A Rabbit in a Confederate camp.

[145]

Second day of the battle of the Wilderness, May 6, 1864--view toward Parker's Store, from the Lacy House, the headquarters of Grant, Meade, and Warren. From a sketch made at the time.

1 Major Jed. Hotchkiss, Topographical Engineer of the Confederate Second Corps, who witnessed this movement and mapped it at the time, writes to the editors:

The attack was made by Jones, not by Warren. Early in the day Jones drove the Federal flanking videttes back very near Wilderness Run; then, having developed the Federal march, Jones fell back about two miles, and took position where the Flat Run road, from the Germanna road, intersects the old turnpike, but keeping his skirmishers engaged. It was not until afternoon that Warren turned his right and drove him back about one-quarter mile; Battle's brigade of Rodes's division, which was in support, then moved forward, but was confused by Jones's retreating men and also forced back; then Gordon's brigade, of Early's division, which had been formed facing south-east, its left on the turnpike, advanced and drove back the Federal advance and reestablished the line as first held by Jones.

2 The right of Ewells corps formed a junction with the left of A. P. Hill's at a point about half-way between Parker's store and the Orange turnpike on the afternoon of the 5th.--editors.

3 In this movement General Early was in command, and all of his division shared in the attack except Johnston's brigade, which was to the west of Flat Run.
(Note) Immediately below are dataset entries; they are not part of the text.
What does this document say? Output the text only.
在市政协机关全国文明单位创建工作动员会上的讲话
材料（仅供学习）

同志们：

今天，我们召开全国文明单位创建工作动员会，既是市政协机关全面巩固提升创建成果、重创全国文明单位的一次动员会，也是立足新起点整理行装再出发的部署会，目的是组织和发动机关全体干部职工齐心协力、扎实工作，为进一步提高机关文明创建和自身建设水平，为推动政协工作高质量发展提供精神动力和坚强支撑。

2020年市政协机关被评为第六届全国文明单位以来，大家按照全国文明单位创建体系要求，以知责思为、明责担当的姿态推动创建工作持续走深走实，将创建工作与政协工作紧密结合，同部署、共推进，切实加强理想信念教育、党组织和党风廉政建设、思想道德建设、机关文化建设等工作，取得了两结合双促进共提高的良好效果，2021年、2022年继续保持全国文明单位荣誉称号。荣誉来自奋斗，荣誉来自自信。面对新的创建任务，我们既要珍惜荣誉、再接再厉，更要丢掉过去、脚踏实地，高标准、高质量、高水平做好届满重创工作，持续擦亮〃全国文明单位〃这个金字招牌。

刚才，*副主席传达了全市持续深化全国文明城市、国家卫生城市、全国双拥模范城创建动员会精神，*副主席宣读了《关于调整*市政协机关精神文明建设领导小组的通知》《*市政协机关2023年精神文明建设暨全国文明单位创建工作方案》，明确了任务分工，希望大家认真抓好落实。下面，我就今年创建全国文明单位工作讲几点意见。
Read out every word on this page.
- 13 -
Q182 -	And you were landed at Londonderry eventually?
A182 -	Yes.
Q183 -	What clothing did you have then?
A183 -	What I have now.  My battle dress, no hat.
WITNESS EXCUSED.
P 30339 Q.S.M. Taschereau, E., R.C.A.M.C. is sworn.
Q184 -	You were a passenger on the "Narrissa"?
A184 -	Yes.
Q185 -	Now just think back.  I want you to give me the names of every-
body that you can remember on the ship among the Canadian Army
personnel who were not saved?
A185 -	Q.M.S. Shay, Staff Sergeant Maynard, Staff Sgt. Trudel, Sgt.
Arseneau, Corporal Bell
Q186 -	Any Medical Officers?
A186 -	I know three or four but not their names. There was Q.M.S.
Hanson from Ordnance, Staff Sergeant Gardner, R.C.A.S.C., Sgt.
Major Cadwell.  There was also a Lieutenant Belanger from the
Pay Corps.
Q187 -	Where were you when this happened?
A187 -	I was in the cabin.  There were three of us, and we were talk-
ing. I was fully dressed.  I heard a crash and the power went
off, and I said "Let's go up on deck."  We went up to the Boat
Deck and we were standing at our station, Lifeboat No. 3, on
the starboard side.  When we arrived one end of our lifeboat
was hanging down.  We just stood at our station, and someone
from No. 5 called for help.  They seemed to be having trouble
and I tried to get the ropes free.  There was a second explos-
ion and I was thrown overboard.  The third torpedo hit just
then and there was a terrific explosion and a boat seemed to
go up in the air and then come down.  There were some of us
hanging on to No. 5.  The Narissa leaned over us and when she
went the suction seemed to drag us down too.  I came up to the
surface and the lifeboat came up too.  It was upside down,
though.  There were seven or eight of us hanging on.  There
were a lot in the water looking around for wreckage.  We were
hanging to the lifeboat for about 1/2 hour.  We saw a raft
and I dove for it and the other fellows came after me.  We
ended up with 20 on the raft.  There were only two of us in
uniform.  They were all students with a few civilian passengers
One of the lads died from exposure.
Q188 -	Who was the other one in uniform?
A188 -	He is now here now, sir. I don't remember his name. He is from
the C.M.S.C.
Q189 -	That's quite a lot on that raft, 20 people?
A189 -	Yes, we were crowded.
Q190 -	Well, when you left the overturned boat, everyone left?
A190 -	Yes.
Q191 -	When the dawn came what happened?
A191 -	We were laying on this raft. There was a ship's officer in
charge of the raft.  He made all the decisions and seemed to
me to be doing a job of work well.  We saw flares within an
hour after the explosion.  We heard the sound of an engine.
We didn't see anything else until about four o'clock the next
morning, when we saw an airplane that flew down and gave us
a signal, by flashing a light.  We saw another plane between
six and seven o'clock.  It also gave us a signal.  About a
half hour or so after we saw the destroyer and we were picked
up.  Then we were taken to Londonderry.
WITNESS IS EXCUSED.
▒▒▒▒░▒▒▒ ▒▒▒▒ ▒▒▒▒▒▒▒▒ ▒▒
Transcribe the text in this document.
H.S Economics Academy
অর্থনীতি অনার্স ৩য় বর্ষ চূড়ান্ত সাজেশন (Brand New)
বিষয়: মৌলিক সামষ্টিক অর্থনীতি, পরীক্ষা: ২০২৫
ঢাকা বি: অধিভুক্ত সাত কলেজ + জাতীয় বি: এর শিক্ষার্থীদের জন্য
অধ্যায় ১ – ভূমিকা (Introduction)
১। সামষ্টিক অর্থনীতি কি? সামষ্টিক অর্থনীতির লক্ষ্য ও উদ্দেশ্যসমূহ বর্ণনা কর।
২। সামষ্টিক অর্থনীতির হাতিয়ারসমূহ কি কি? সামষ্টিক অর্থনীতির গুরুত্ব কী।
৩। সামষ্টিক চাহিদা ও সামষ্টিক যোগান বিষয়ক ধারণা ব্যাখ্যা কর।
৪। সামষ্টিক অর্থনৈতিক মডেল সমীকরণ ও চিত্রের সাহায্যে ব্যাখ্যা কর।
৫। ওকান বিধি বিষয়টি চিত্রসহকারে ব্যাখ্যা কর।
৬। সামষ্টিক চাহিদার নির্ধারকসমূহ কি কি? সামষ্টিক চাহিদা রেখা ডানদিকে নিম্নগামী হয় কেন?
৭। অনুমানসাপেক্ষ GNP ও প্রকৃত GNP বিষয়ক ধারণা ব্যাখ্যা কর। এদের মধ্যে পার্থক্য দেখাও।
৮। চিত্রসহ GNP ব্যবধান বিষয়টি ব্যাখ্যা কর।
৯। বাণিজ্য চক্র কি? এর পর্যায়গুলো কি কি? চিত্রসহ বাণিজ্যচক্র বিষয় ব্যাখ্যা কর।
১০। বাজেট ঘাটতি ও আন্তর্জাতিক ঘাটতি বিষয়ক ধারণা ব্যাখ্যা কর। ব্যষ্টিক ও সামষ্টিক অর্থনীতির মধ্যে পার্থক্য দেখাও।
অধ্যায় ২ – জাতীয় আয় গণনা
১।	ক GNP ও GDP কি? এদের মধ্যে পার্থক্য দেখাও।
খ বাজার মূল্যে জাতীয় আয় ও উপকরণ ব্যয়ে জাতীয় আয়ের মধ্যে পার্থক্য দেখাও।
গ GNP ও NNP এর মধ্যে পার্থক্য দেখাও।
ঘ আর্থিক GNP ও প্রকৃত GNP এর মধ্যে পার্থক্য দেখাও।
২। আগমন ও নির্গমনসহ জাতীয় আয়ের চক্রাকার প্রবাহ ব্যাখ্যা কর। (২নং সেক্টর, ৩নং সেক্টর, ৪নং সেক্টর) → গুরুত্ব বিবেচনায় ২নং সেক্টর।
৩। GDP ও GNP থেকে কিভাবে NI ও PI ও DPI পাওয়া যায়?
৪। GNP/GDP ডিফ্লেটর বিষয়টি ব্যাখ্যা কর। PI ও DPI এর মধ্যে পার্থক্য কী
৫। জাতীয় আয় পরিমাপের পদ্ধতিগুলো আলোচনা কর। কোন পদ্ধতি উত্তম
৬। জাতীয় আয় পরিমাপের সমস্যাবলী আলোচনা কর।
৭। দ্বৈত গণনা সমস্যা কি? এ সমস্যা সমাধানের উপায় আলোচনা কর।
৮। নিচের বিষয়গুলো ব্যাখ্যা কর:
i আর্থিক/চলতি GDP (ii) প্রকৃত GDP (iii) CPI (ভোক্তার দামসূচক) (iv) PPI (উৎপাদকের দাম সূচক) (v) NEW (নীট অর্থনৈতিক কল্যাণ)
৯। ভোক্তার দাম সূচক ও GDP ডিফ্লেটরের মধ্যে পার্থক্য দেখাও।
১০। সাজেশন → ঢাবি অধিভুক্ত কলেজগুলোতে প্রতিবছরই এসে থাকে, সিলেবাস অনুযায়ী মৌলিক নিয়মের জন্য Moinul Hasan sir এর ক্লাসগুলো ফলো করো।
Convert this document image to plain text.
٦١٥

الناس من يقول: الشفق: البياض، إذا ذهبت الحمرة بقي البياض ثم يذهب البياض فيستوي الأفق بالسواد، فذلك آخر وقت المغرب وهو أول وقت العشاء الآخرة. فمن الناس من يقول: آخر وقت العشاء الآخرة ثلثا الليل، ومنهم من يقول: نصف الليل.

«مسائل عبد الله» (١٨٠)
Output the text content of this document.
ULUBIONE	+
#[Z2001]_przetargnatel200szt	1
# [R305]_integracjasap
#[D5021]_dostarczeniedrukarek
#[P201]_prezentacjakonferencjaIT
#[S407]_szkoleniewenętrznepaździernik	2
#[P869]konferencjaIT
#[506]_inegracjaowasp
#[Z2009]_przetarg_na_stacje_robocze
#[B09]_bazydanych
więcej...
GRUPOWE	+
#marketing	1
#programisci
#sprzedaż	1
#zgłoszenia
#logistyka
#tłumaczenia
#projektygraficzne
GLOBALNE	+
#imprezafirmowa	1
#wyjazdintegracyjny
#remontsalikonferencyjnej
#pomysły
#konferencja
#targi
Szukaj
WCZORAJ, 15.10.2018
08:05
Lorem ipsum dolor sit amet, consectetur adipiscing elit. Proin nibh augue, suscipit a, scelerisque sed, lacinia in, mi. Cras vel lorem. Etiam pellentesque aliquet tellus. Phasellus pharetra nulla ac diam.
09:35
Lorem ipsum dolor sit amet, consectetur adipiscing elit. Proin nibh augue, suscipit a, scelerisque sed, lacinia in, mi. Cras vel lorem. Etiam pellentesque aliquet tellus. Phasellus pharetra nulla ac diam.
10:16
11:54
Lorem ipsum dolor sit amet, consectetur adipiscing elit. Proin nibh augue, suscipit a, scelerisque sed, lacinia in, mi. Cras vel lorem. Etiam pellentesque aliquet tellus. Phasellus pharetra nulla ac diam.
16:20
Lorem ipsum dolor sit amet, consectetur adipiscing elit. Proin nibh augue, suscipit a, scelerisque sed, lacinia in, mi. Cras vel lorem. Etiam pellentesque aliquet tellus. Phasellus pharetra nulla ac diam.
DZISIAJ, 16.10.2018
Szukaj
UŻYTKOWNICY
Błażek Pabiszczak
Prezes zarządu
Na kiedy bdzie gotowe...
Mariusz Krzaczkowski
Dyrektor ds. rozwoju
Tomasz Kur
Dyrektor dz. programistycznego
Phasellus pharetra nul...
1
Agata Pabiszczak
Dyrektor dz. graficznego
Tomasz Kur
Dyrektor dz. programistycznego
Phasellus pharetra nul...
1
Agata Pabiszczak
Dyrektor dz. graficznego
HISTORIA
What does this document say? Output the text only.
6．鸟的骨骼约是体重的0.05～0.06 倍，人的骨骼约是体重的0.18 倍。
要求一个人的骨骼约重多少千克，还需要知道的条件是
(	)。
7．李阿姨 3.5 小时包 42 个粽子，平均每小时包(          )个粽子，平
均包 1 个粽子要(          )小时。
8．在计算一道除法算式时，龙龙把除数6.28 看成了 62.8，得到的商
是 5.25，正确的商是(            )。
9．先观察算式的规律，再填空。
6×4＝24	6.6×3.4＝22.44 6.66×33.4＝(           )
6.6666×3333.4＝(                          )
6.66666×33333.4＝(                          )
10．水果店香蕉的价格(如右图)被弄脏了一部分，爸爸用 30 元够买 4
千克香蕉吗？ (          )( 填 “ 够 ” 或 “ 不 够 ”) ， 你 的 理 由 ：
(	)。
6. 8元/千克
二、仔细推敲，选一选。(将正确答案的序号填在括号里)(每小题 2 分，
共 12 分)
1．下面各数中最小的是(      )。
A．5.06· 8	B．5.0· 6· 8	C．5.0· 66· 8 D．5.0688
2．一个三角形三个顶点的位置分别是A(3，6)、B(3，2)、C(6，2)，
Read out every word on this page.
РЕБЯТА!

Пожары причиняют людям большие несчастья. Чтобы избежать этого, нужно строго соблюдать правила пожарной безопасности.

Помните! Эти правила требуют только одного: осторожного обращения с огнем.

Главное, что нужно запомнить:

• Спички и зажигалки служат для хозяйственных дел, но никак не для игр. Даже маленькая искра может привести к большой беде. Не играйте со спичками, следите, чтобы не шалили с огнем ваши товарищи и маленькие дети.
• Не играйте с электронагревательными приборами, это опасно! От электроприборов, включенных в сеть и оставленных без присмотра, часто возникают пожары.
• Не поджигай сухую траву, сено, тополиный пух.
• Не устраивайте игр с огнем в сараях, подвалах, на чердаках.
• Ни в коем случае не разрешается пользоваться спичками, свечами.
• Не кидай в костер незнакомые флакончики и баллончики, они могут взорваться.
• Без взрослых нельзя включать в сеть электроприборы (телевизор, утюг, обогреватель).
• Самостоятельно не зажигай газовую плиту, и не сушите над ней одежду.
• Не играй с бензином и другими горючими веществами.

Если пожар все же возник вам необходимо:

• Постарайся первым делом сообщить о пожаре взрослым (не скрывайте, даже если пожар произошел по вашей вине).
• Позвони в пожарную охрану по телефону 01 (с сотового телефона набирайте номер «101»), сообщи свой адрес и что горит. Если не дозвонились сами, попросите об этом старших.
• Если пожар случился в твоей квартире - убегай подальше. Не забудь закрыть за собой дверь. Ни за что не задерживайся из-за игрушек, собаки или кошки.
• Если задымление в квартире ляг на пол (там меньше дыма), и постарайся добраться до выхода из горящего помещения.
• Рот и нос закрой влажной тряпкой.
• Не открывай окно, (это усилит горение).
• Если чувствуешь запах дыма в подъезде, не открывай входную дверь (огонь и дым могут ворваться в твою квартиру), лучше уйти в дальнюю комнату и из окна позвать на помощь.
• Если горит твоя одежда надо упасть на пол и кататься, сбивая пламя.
The Confederate brigades confronting Sedgwick on the east of the run were Gordon's, Pegram's, and Hays's. Gordon, on the left, began the movement against Sedgwick's right, and Hays and Pegram followed up the attack. According to General A. A. Humphreys ( “The Virginia campaign of 1864 and 1865.” New York: Charles Scribner's Sons), “General Early drew back his brigades and formed a new line in front of his old. During the night an entirely new line was taken up by the Sixth Corps, its front and right thrown back — a change which the right of the Fifth Corps conformed to.”--editors.

4 The attacking column consisted of the Second and Sixth corps, the Second Corps leading.--editors.

5 Swinton and others state that.Longstreet moved on the night of the 20th, followed by Ewell. This is an error.--E. M. L.

6 Crittenden's division of Burnside's corps forded the river on the 24th at Quarles's Mill, between Ox Ford and Jericho Mill, and connected with Warren's left. Potter's division of this corps was with Hancock, leaving only one division, O. B. Willcox's, at Ox Ford.--editors.

7 The Sixth and Eighteenth corps reached Cold Harbor on the 1st of June.--editors.

8 Breckinridge came from the Valley and joined Lee's army at the North Anna [Hanover Junction] with about 2700 men. Hoke had just arrived from Petersburg. Pickett's division, which had been serving in the Department of North Carolina, had also joined its corps at the North Anna.--E. M. L.

9 From the close range of the artillery and musketry, there must have been a much greater proportion of these than usual. I estimated the whole loss of the Eighteenth Corps, which made the attack, at between 4000 and 5000.--E. M. L. [The “Official records” show that the losses of that corps at Cold Harbor aggregated 3019.--editors.]

10 Statement of Colonel Venable of General Lee's staff.--E. M. L.